In a press statement, Pamalakaya vice chairperson Salvador France estimated that there are over 8000,000 hectares of fishponds, prawn farms and aquafarms which are under the control of multinational corporations and big landlords engaged in the exportation of fishery products.
France blamed the implementation of the 25-year old Comprehensive Agrarian Reform Program (CARP) paved the way for the exemption of large-tracts of aquafarms and fishponds from distributing these fish farms to the fisheroflk organizations and cooperatives.
The Pamalakaya leader recalled that due to fatal loopholes of CARP, the landlord dominated Congress was able to pass a law that amended RA 6657 or the Comprehensive Agrarian Refrom Law (CARL) which is known as Republic Act No. 7881 or An Act Amending Certain Provisions of RA 6657, entitled An Act Instituting a Comprehensive Agrarian Reform Program to Promote Social Justice and Industrialization, Providing Mechanisms for Its Implementation, and for Other Purposes. It was enacted on February, 1995.
Under RA 7881, fishponds and prawn farms and other aquafarms used for production of fishery products for export are exempted from the implementation of CARP. France said the amendment to the equally bankrupt CARP denied some 250,000 fish workers to become agrarian reform beneficiaries and nurture these fish farms.
France noted that the big landlords and multinational corporations engaged in exportation of fish products evaded distribution of these fish farms courtesy of CARP and the amending law exempting fishponds and aquaculture farms from land and aquatic reform.
Quoting a study made by several non-government groups in local fisheries in 1995, Pamalakaya said some 50, 305 hectares of fishponds in Central Luzon, Western Visayas and Western Mindanao were exempted from distribution due to CARP and RA 7881.
The group said, for those who are leasing the lands like foreign corporations, the government allowed them to conduct aquafarming for 25 years renewable for another 10-25 years and so on and so forth under the Fishpond Lease Agremeent (FLA), which is provided under the Philippine Fisheries Code of 1998.
Pamalakaya is supporting the passage of Genuine Agrarian Reform Bill (GARB) authored by the late Anakpawis partylist Rep.
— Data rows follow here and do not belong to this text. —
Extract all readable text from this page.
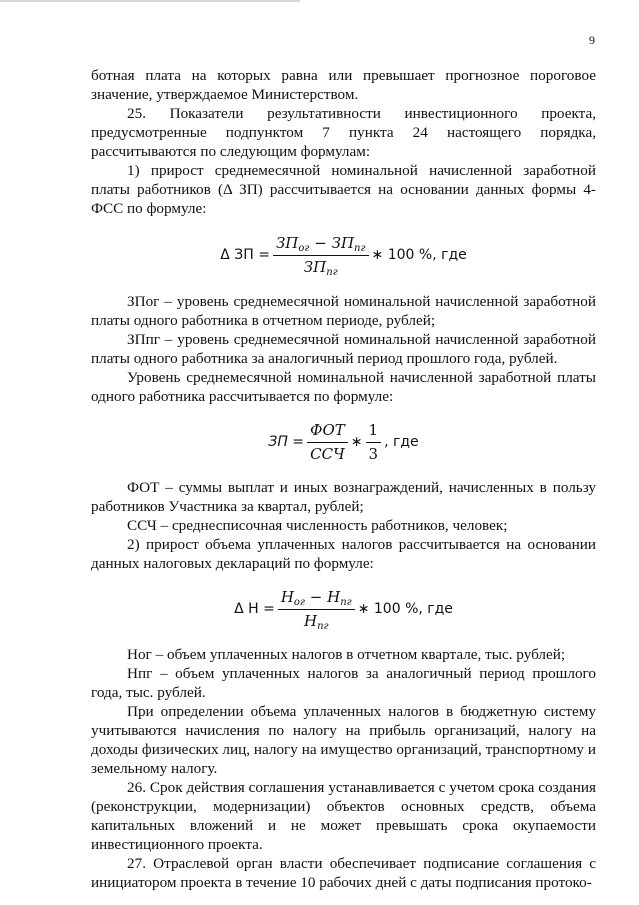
9

ботная плата на которых равна или превышает прогнозное пороговое значение, утверждаемое Министерством.

25. Показатели результативности инвестиционного проекта, предусмотренные подпунктом 7 пункта 24 настоящего порядка, рассчитываются по следующим формулам:

1) прирост среднемесячной номинальной начисленной заработной платы работников (Δ ЗП) рассчитывается на основании данных формы 4-ФСС по формуле:

Δ ЗП = $\frac{ЗП_{ог} - ЗП_{пг}}{ЗП_{пг}}$ ∗ 100 %, где

ЗПог – уровень среднемесячной номинальной начисленной заработной платы одного работника в отчетном периоде, рублей;

ЗПпг – уровень среднемесячной номинальной начисленной заработной платы одного работника за аналогичный период прошлого года, рублей.

Уровень среднемесячной номинальной начисленной заработной платы одного работника рассчитывается по формуле:

ЗП = $\frac{\text{ФОТ}}{\text{ССЧ}}$ ∗ $\frac{1}{3}$ , где

ФОТ – суммы выплат и иных вознаграждений, начисленных в пользу работников Участника за квартал, рублей;

ССЧ – среднесписочная численность работников, человек;

2) прирост объема уплаченных налогов рассчитывается на основании данных налоговых деклараций по формуле:

Δ $Н = \frac{Н_{ог} - Н_{пг}}{Н_{пг}}$ ∗ 100 %, где

Ног – объем уплаченных налогов в отчетном квартале, тыс. рублей;

Нпг – объем уплаченных налогов за аналогичный период прошлого года, тыс. рублей.

При определении объема уплаченных налогов в бюджетную систему учитываются начисления по налогу на прибыль организаций, налогу на доходы физических лиц, налогу на имущество организаций, транспортному и земельному налогу.

26. Срок действия соглашения устанавливается с учетом срока создания (реконструкции, модернизации) объектов основных средств, объема капитальных вложений и не может превышать срока окупаемости инвестиционного проекта.

27. Отраслевой орган власти обеспечивает подписание соглашения с инициатором проекта в течение 10 рабочих дней с даты подписания протоко-
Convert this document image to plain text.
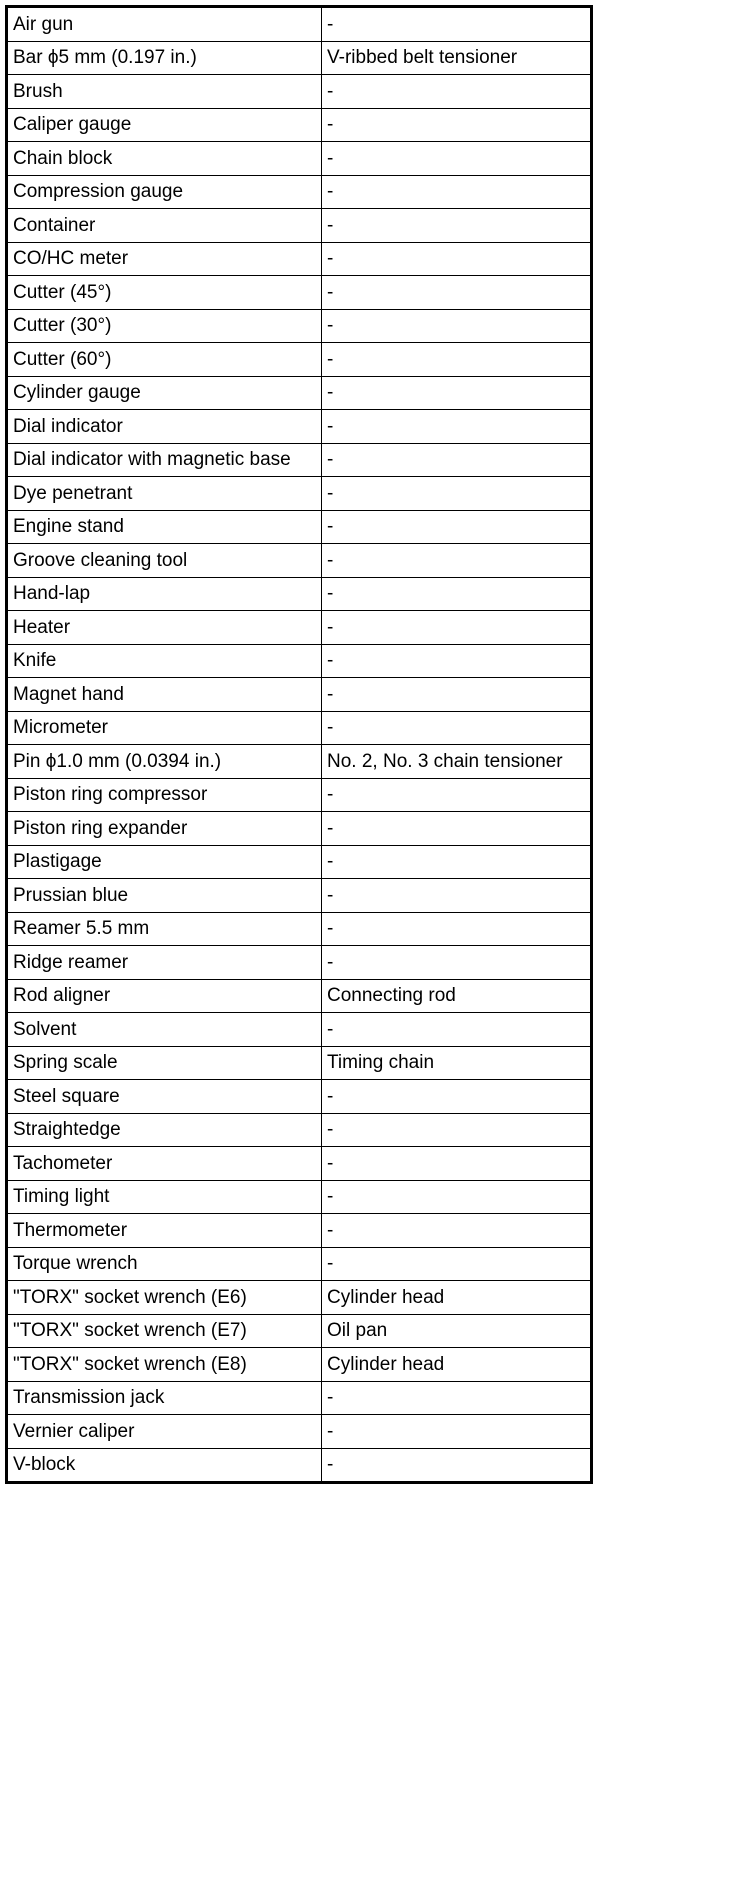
Air gun	-
Bar ϕ5 mm (0.197 in.)	V-ribbed belt tensioner
Brush	-
Caliper gauge	-
Chain block	-
Compression gauge	-
Container	-
CO/HC meter	-
Cutter (45°)	-
Cutter (30°)	-
Cutter (60°)	-
Cylinder gauge	-
Dial indicator	-
Dial indicator with magnetic base	-
Dye penetrant	-
Engine stand	-
Groove cleaning tool	-
Hand-lap	-
Heater	-
Knife	-
Magnet hand	-
Micrometer	-
Pin ϕ1.0 mm (0.0394 in.)	No. 2, No. 3 chain tensioner
Piston ring compressor	-
Piston ring expander	-
Plastigage	-
Prussian blue	-
Reamer 5.5 mm	-
Ridge reamer	-
Rod aligner	Connecting rod
Solvent	-
Spring scale	Timing chain
Steel square	-
Straightedge	-
Tachometer	-
Timing light	-
Thermometer	-
Torque wrench	-
"TORX" socket wrench (E6)	Cylinder head
"TORX" socket wrench (E7)	Oil pan
"TORX" socket wrench (E8)	Cylinder head
Transmission jack	-
Vernier caliper	-
V-block	-
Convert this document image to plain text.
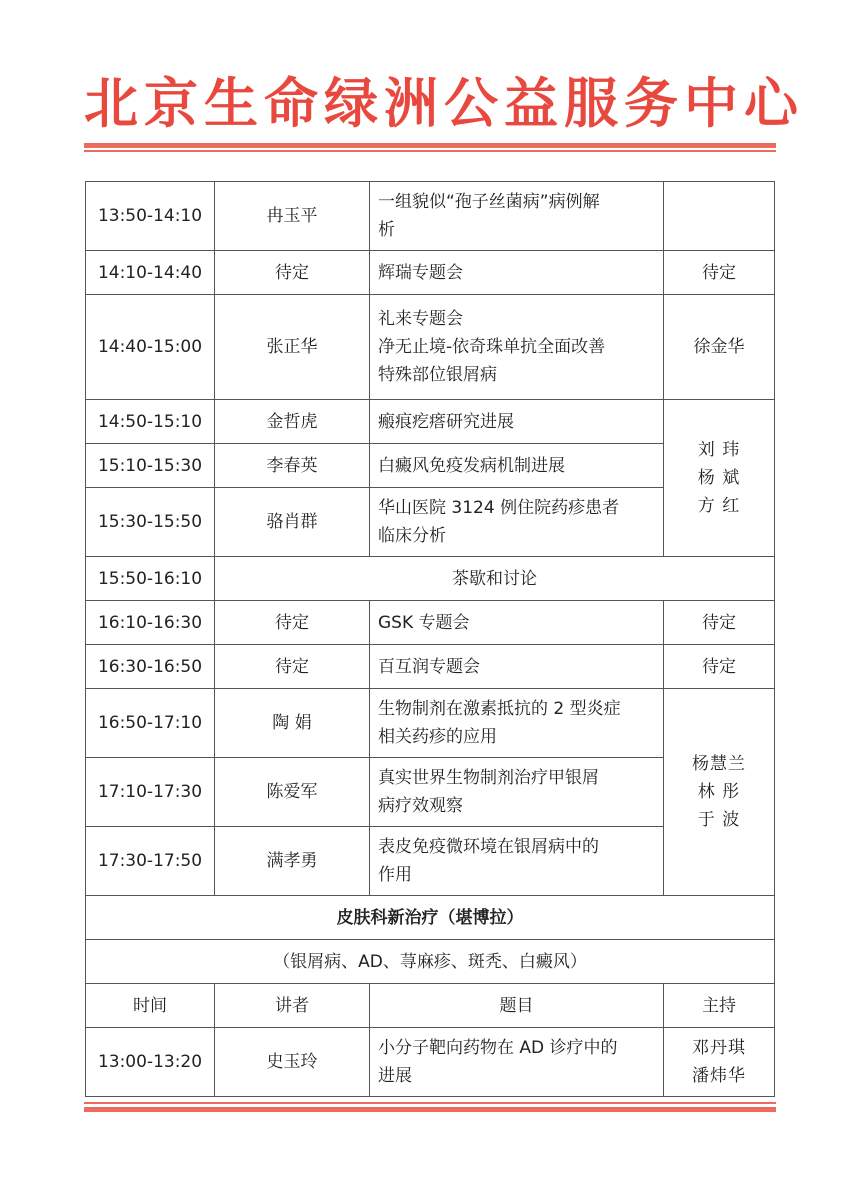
北京生命绿洲公益服务中心
13:50-14:10	冉玉平	一组貌似“孢子丝菌病”病例解
析	

14:10-14:40	待定	辉瑞专题会	待定
14:40-15:00	张正华	礼来专题会
净无止境-依奇珠单抗全面改善
特殊部位银屑病	徐金华
14:50-15:10	金哲虎	瘢痕疙瘩研究进展	刘 玮
杨 斌
方 红

15:10-15:30	李春英	白癜风免疫发病机制进展	

15:30-15:50	骆肖群	华山医院 3124 例住院药疹患者
临床分析	

15:50-16:10	茶歇和讨论		
16:10-16:30	待定	GSK 专题会	待定
16:30-16:50	待定	百互润专题会	待定
16:50-17:10	陶 娟	生物制剂在激素抵抗的 2 型炎症
相关药疹的应用	杨慧兰
林 彤
于 波

17:10-17:30	陈爱军	真实世界生物制剂治疗甲银屑
病疗效观察	

17:30-17:50	满孝勇	表皮免疫微环境在银屑病中的
作用	

皮肤科新治疗（堪博拉）			
（银屑病、AD、荨麻疹、斑秃、白癜风）			
时间	讲者	题目	主持
13:00-13:20	史玉玲	小分子靶向药物在 AD 诊疗中的
进展	邓丹琪
潘炜华
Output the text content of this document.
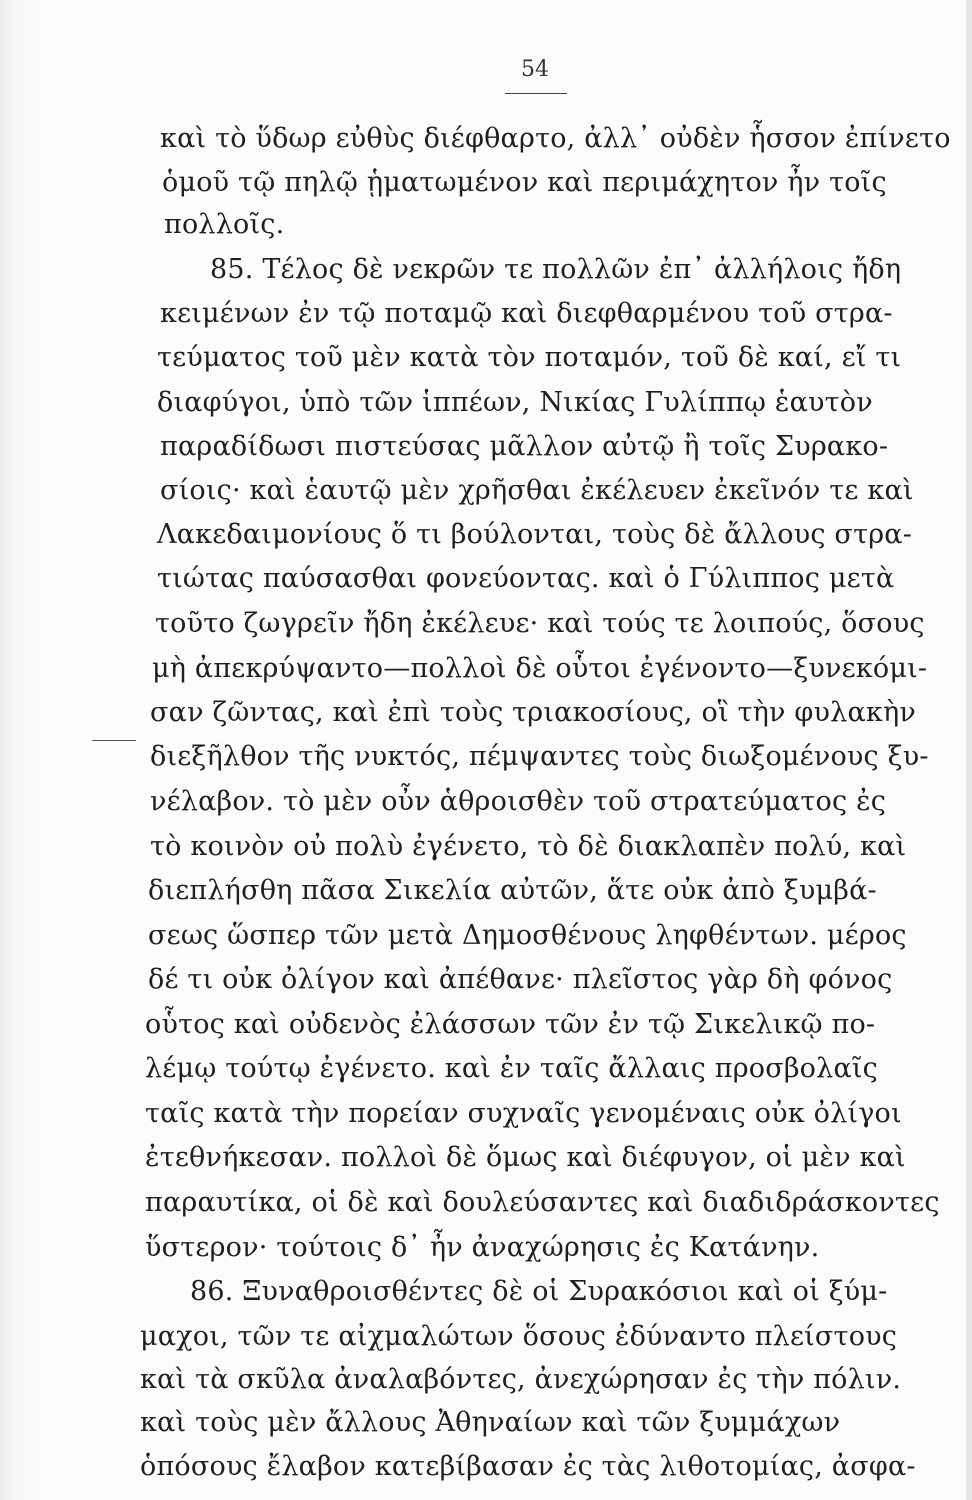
54
καὶ τὸ ὕδωρ εὐθὺς διέφθαρτο, ἀλλ᾽ οὐδὲν ἧσσον ἐπίνετο
ὁμοῦ τῷ πηλῷ ᾑματωμένον καὶ περιμάχητον ἦν τοῖς
πολλοῖς.
85. Τέλος δὲ νεκρῶν τε πολλῶν ἐπ᾽ ἀλλήλοις ἤδη
κειμένων ἐν τῷ ποταμῷ καὶ διεφθαρμένου τοῦ στρα-
τεύματος τοῦ μὲν κατὰ τὸν ποταμόν, τοῦ δὲ καί, εἴ τι
διαφύγοι, ὑπὸ τῶν ἱππέων, Νικίας Γυλίππῳ ἑαυτὸν
παραδίδωσι πιστεύσας μᾶλλον αὐτῷ ἢ τοῖς Συρακο-
σίοις· καὶ ἑαυτῷ μὲν χρῆσθαι ἐκέλευεν ἐκεῖνόν τε καὶ
Λακεδαιμονίους ὅ τι βούλονται, τοὺς δὲ ἄλλους στρα-
τιώτας παύσασθαι φονεύοντας. καὶ ὁ Γύλιππος μετὰ
τοῦτο ζωγρεῖν ἤδη ἐκέλευε· καὶ τούς τε λοιπούς, ὅσους
μὴ ἀπεκρύψαντο—πολλοὶ δὲ οὗτοι ἐγένοντο—ξυνεκόμι-
σαν ζῶντας, καὶ ἐπὶ τοὺς τριακοσίους, οἳ τὴν φυλακὴν
διεξῆλθον τῆς νυκτός, πέμψαντες τοὺς διωξομένους ξυ-
νέλαβον. τὸ μὲν οὖν ἁθροισθὲν τοῦ στρατεύματος ἐς
τὸ κοινὸν οὐ πολὺ ἐγένετο, τὸ δὲ διακλαπὲν πολύ, καὶ
διεπλήσθη πᾶσα Σικελία αὐτῶν, ἅτε οὐκ ἀπὸ ξυμβά-
σεως ὥσπερ τῶν μετὰ Δημοσθένους ληφθέντων. μέρος
δέ τι οὐκ ὀλίγον καὶ ἀπέθανε· πλεῖστος γὰρ δὴ φόνος
οὗτος καὶ οὐδενὸς ἐλάσσων τῶν ἐν τῷ Σικελικῷ πο-
λέμῳ τούτῳ ἐγένετο. καὶ ἐν ταῖς ἄλλαις προσβολαῖς
ταῖς κατὰ τὴν πορείαν συχναῖς γενομέναις οὐκ ὀλίγοι
ἐτεθνήκεσαν. πολλοὶ δὲ ὅμως καὶ διέφυγον, οἱ μὲν καὶ
παραυτίκα, οἱ δὲ καὶ δουλεύσαντες καὶ διαδιδράσκοντες
ὕστερον· τούτοις δ᾽ ἦν ἀναχώρησις ἐς Κατάνην.
86. Ξυναθροισθέντες δὲ οἱ Συρακόσιοι καὶ οἱ ξύμ-
μαχοι, τῶν τε αἰχμαλώτων ὅσους ἐδύναντο πλείστους
καὶ τὰ σκῦλα ἀναλαβόντες, ἀνεχώρησαν ἐς τὴν πόλιν.
καὶ τοὺς μὲν ἄλλους Ἀθηναίων καὶ τῶν ξυμμάχων
ὁπόσους ἔλαβον κατεβίβασαν ἐς τὰς λιθοτομίας, ἀσφα-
Crispin Beltran and outgoing congressman Rafael Mariano. The bill which is having a hard time to get Congress’ nod, endorses the free distribution of fish ponds and aquafarms to fisherfolk organizations and cooperatives, while unproductive ponds will be rehabilitated for restoration to their previous state as part of the country’s marine areas.
Pamalakaya said the 25-year old CARP, the amending law RA 7881 and the Fisheries Code of 1998 also triggered the mass occupation of two of the biggest lakes in the country— Laguna Lake and Taal Lake by export-oriented fishery companies.
The group said due to the integration of the local economy to globalization and one-sided free trade, more and more fishlords, in joint venture with transnational fishing corporation and foreign investors went on resource grabbing spree, occupying almost every coastal and inland waters for mass production of fishery products for exports at the expense of people’s livelihood and marine and inland environment.
Pamalakaya said for instance, due to CARP, RA 7881, Fisheries Code and the drive for export bane industrialization, the Laguna Lake Development Authority (LLDA) for quite sometime had allowed big fish pen operators to occupy 33 percent of Laguna Lake for fish pen operations or nearly 30,000 hectares of the lake which is way beyond the allowable limit of 9,000 hectares or 10 percent of the lake area.
The militant group said the fisherfolk demand for free distribution of vast tracts of hectares of fishponds and aqua farms is legitimate, politically, morally and legally correct. Pamalakaya said the next immediate step to realize this hope for social justice is to compel the legislative branch to repeal laws such as CARP, RA 7881 and the Fisheries Code of 1998.